Совсем стемнело. Темнота незаметно окутала лицо Бена, и теперь, напротив Эммы, оно стало просто темным пятном с белым крылом волос. На столе стояла лампа, но никто из них не удосужился ее зажечь. Закрытая дверь отделила их от внешнего мира. Они были Литтоны; семья; они были вместе.
Пока они разговаривали, за кулисами началась обычная суета. В последний раз опускался занавес. Слышались разные голоса. Коллинз разносил попавшегося ему под руку электрика. Топот ног, актеры спешили в свои каморки снять грим, переодеться и поскорее на автобус, домой, приготовить ужин, постирать то-се и, быть может, предаться любовным утехам. Шаги взад-вперед, в Зеленую комнату и обратно. «Дорогуша, угостишь сигареткой? Где Делия? Кто видел Делию? Не знаете, мне никто не звонил?..»

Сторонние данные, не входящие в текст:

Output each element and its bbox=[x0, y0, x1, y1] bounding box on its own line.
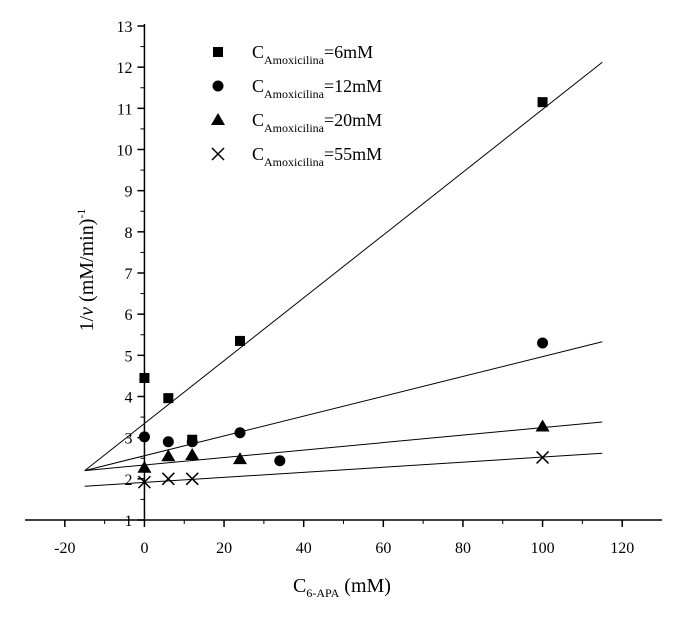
data-point-series-2 bbox=[138, 431, 150, 443]
data-point-series-4 bbox=[137, 475, 151, 489]
y-tick-label: 2 bbox=[124, 472, 132, 489]
y-tick-label: 1 bbox=[124, 513, 132, 530]
x-tick-label: 40 bbox=[296, 540, 312, 557]
data-point-series-1 bbox=[537, 97, 548, 108]
data-point-series-3 bbox=[535, 419, 550, 432]
data-point-series-3 bbox=[137, 460, 152, 473]
x-tick-label: -20 bbox=[54, 540, 75, 557]
data-point-series-2 bbox=[274, 455, 286, 467]
legend-marker-series-1 bbox=[213, 47, 223, 57]
y-tick-label: 7 bbox=[124, 266, 132, 283]
data-point-series-2 bbox=[537, 337, 549, 349]
y-tick-label: 3 bbox=[124, 431, 132, 448]
data-point-series-1 bbox=[163, 393, 174, 404]
data-markers bbox=[137, 97, 550, 489]
x-tick-label: 60 bbox=[375, 540, 391, 557]
y-tick-label: 13 bbox=[116, 19, 132, 36]
y-tick-label: 8 bbox=[124, 225, 132, 242]
y-tick-label: 11 bbox=[117, 101, 132, 118]
legend-marker-series-2 bbox=[212, 80, 224, 92]
y-tick-label: 9 bbox=[124, 184, 132, 201]
y-tick-label: 10 bbox=[116, 143, 132, 160]
y-tick-label: 4 bbox=[124, 390, 132, 407]
data-point-series-3 bbox=[232, 452, 247, 465]
legend-marker-series-4 bbox=[211, 147, 225, 161]
fit-line-series-2 bbox=[84, 341, 603, 472]
fit-line-series-3 bbox=[84, 421, 603, 472]
y-tick-label: 5 bbox=[124, 348, 132, 365]
x-tick-label: 100 bbox=[531, 540, 555, 557]
data-point-series-4 bbox=[185, 472, 199, 486]
legend-label-series-1: CAmoxicilina=6mM bbox=[252, 42, 373, 67]
legend-label-series-4: CAmoxicilina=55mM bbox=[252, 144, 382, 169]
x-axis-title: C6-APA (mM) bbox=[293, 575, 391, 600]
y-axis-title: 1/v (mM/min)-1 bbox=[74, 209, 98, 332]
x-tick-label: 0 bbox=[140, 540, 148, 557]
data-point-series-3 bbox=[185, 447, 200, 460]
data-point-series-4 bbox=[536, 450, 550, 464]
x-tick-label: 120 bbox=[610, 540, 634, 557]
legend-label-series-2: CAmoxicilina=12mM bbox=[252, 76, 382, 101]
legend-label-series-3: CAmoxicilina=20mM bbox=[252, 110, 382, 135]
data-point-series-1 bbox=[139, 372, 150, 383]
legend: CAmoxicilina=6mM CAmoxicilina=12mM CAmoxic… bbox=[211, 42, 382, 169]
data-point-series-4 bbox=[161, 472, 175, 486]
legend-marker-series-3 bbox=[211, 113, 225, 125]
x-tick-label: 20 bbox=[216, 540, 232, 557]
data-point-series-1 bbox=[234, 335, 245, 346]
data-point-series-3 bbox=[161, 449, 176, 462]
y-tick-label: 6 bbox=[124, 307, 132, 324]
data-point-series-2 bbox=[162, 436, 174, 448]
data-point-series-2 bbox=[186, 436, 198, 448]
fit-line-series-4 bbox=[84, 452, 603, 487]
y-tick-label: 12 bbox=[116, 60, 132, 77]
x-tick-label: 80 bbox=[455, 540, 471, 557]
data-point-series-2 bbox=[234, 427, 246, 439]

Звуки постепенно затихали, актеры по двое, по трое покидали театр. Шаги по каменным ступеням, хлопанье дверей. Затарахтел мотор в конце аллеи. Кто-то насвистывал песенку.
Дверь позади Эммы внезапно распахнулась, в мягкую темноту комнаты протянулась полоса желтого света.
— Извините за вторжение… — Это был Томми Чилдерс. — Зажечь свет? — Он щелкнул выключателем, и Бен с Эммой заморгали, как две потревоженные совы. — Я только хочу кое-что взять со стола.
Эмма поднялась, отодвинула стул.
— Томми, вы знали, что это мой отец?
— Я не был уверен, — Томми улыбнулся Бену. — Я думал, вы в Америке.
— Все так думали. Даже моя жена, пока я не сказал ей до свидания. Надеюсь, мы не причинили вам неудобства — мы так долго занимаем ваш кабинет?
— Нисколько. Вот только ночной сторож недоволен, спрашивает, как быть с дверью, которая ведет на сцену. Эмма, я скажу ему, что ты ее закроешь?
— Да, конечно.
— Тогда… До свидания, мистер Литтон.
Бен поднялся из-за стола.
— Я намереваюсь взять Эмму сегодня с собой в Лондон. Вы не возражаете?
— Не возражаю, — сказал Томми. — Последние две недели она работала как рабыня. Отдых пойдет ей на пользу.
Эмма сказала:
— Не понимаю, почему ты спрашиваешь у Томми, еще не спросив у меня?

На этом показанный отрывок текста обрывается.